More troublingly, according to a U.S. Geological Survey report released Tuesday, nonnative snakes like the Burmese python could slither their way north from the warm, humid conditions of South Florida.
The big snakes threaten native species and ecosystems because they mature and reproduce quickly, travel long distances and can eat almost anything in fur, feathers or scales, experts say.
The 302-page report could be a step toward a ban on importing constrictor-like snakes into the U.S., said Ken Warren, spokesman for the U.S. Fish and Wildlife Service's South Florida office. The FWC will now evaluate the report and seek public comment before recommending such a ban.
"In many aspects, the report confirms what we already knew: that these snakes are a problem and that they do pose some risk," Warren said.
The report analyzed nine kinds of snakes. Five - Burmese pythons, northern and southern African pythons, boa constrictors and yellow anacondas - are of "high risk" to the ecosystems of the U.S., especially in Florida.
Four others - the reticulated python, Deschauensee's anaconda, green anaconda and Beni anaconda - are considered medium risk to ecosystems.
Scientists are already studying where Burmese pythons can survive in the U.S. Seven are being studied in a natural enclosure in South Carolina to see if the tropical natives can live through colder winters.
The number of invasive pythons in South Florida and throughout Everglades National Park has exploded in the past decade to potentially tens of thousands, though wildlife officials aren't sure exactly how many are out there.
Scientists believe pet owners have freed their snakes into the wild once they became too big to keep. They also think some Burmese pythons may have escaped in 1992 from pet shops battered by Hurricane Andrew and have been reproducing ever since.

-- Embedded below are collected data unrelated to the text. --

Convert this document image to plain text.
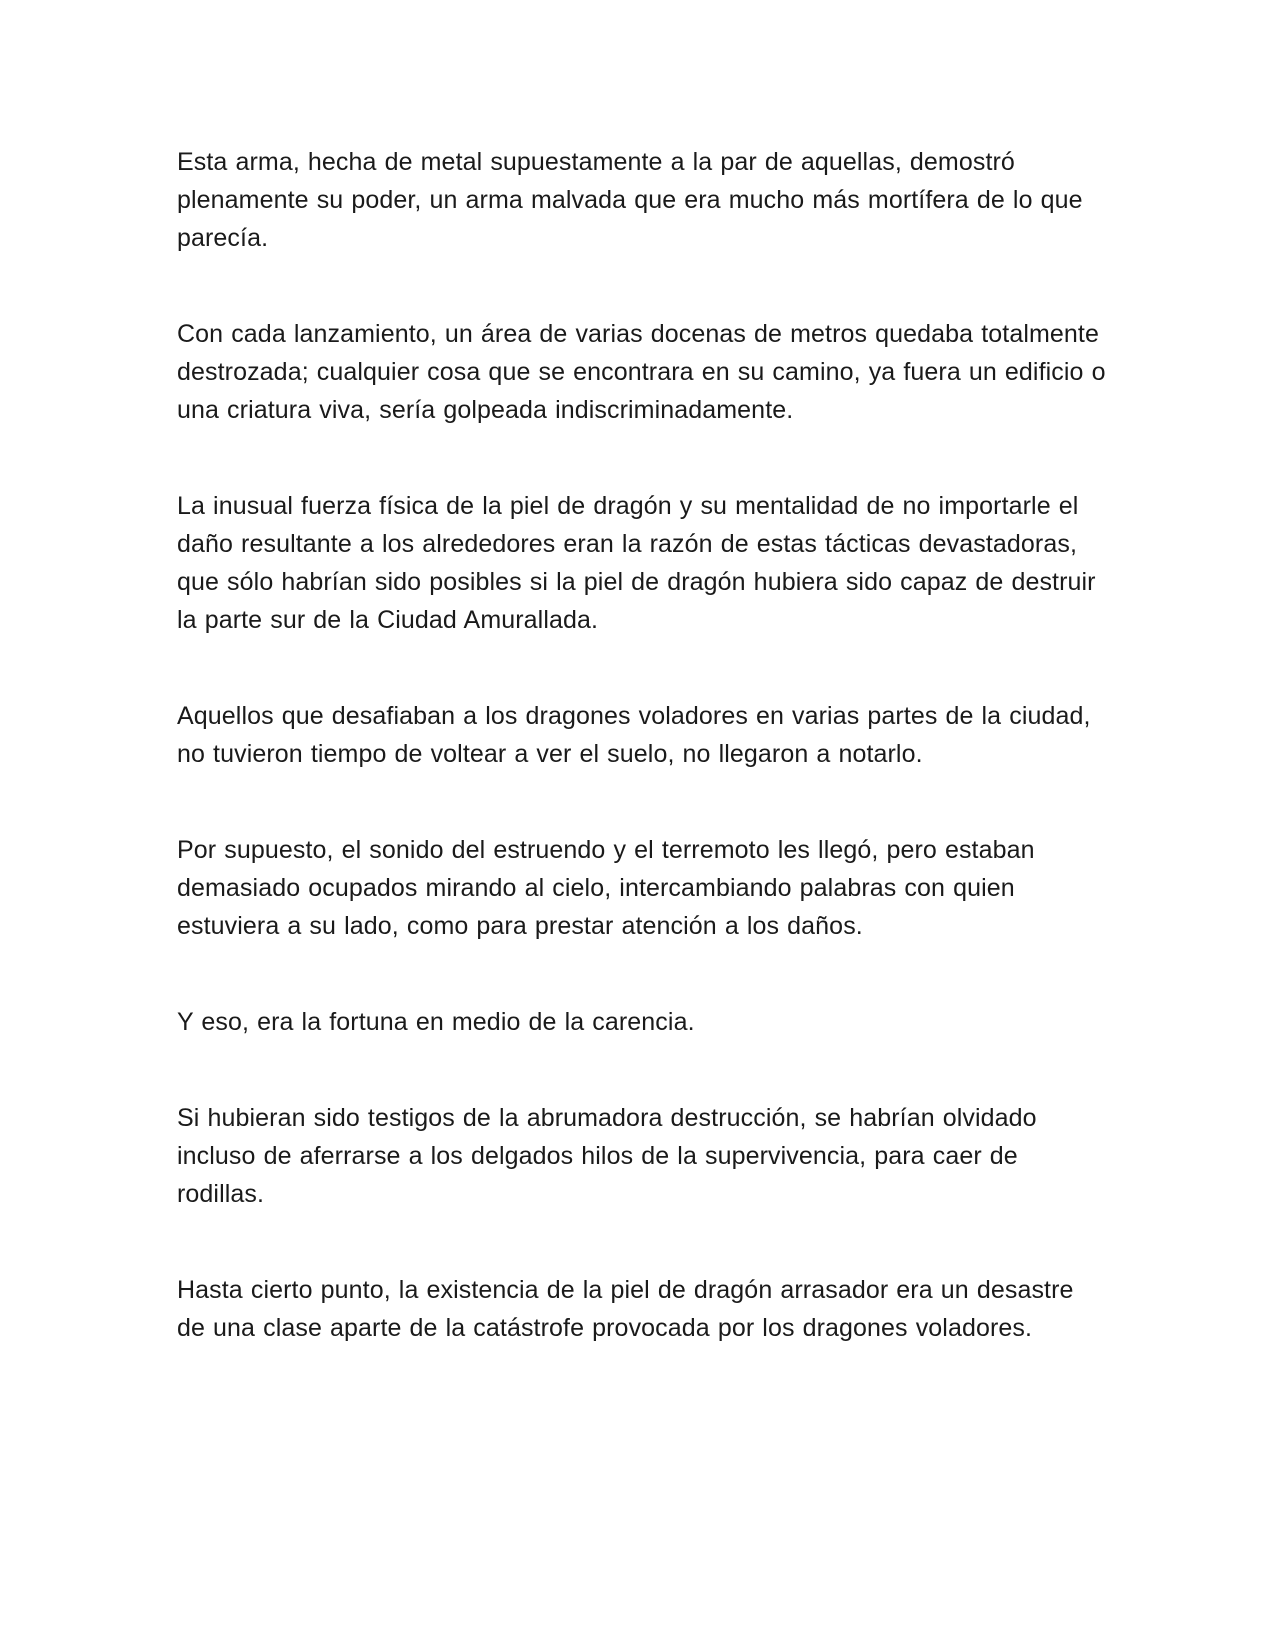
Esta arma, hecha de metal supuestamente a la par de aquellas, demostró plenamente su poder, un arma malvada que era mucho más mortífera de lo que parecía.

Con cada lanzamiento, un área de varias docenas de metros quedaba totalmente destrozada; cualquier cosa que se encontrara en su camino, ya fuera un edificio o una criatura viva, sería golpeada indiscriminadamente.

La inusual fuerza física de la piel de dragón y su mentalidad de no importarle el daño resultante a los alrededores eran la razón de estas tácticas devastadoras, que sólo habrían sido posibles si la piel de dragón hubiera sido capaz de destruir la parte sur de la Ciudad Amurallada.

Aquellos que desafiaban a los dragones voladores en varias partes de la ciudad, no tuvieron tiempo de voltear a ver el suelo, no llegaron a notarlo.

Por supuesto, el sonido del estruendo y el terremoto les llegó, pero estaban demasiado ocupados mirando al cielo, intercambiando palabras con quien estuviera a su lado, como para prestar atención a los daños.

Y eso, era la fortuna en medio de la carencia.

Si hubieran sido testigos de la abrumadora destrucción, se habrían olvidado incluso de aferrarse a los delgados hilos de la supervivencia, para caer de rodillas.

Hasta cierto punto, la existencia de la piel de dragón arrasador era un desastre de una clase aparte de la catástrofe provocada por los dragones voladores.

Officials say the constrictors can produce up to 100 eggs at a time. Dr. Robert Reed, a research biologist with the U.S. geological survey, said everything from small wood storks, alligators and bobcats have been found in the stomachs of dead pythons.
Reed said the native animals of Florida aren't used to living near super-predatory snakes, and in time, entire wildlife populations could be wiped out.
"The fear is that something will happen akin to the situation with brown tree snakes on Guam," said Reed. "There, within 40 years of arrival, the snakes wiped out 10 of 12 bird species on island."
Reed was quick to point out that these free-range snakes pose a "minuscule" threat to people.
"All of the known fatalities involving giant snakes are from pet snakes, and usually to the owners," he said.
In July, an 8-foot pet python strangled a toddler in Central Florida.
Officials have tried to crack down on the invasive species; this summer, the Florida Fish and Wildlife Conservation Commission announced that the state would allow a few permitted snake experts to begin hunting, trapping and killing the nonnative pythons in an effort to eradicate them. Hunting the snakes is not allowed in Everglades National Park.
Between Jan. 1 and Oct. 5, some 270 Burmese pythons have been removed from the park.
"It's just very difficult to eradicate them," said Linda Friar, a park spokeswoman. "The snakes are very difficult to locate."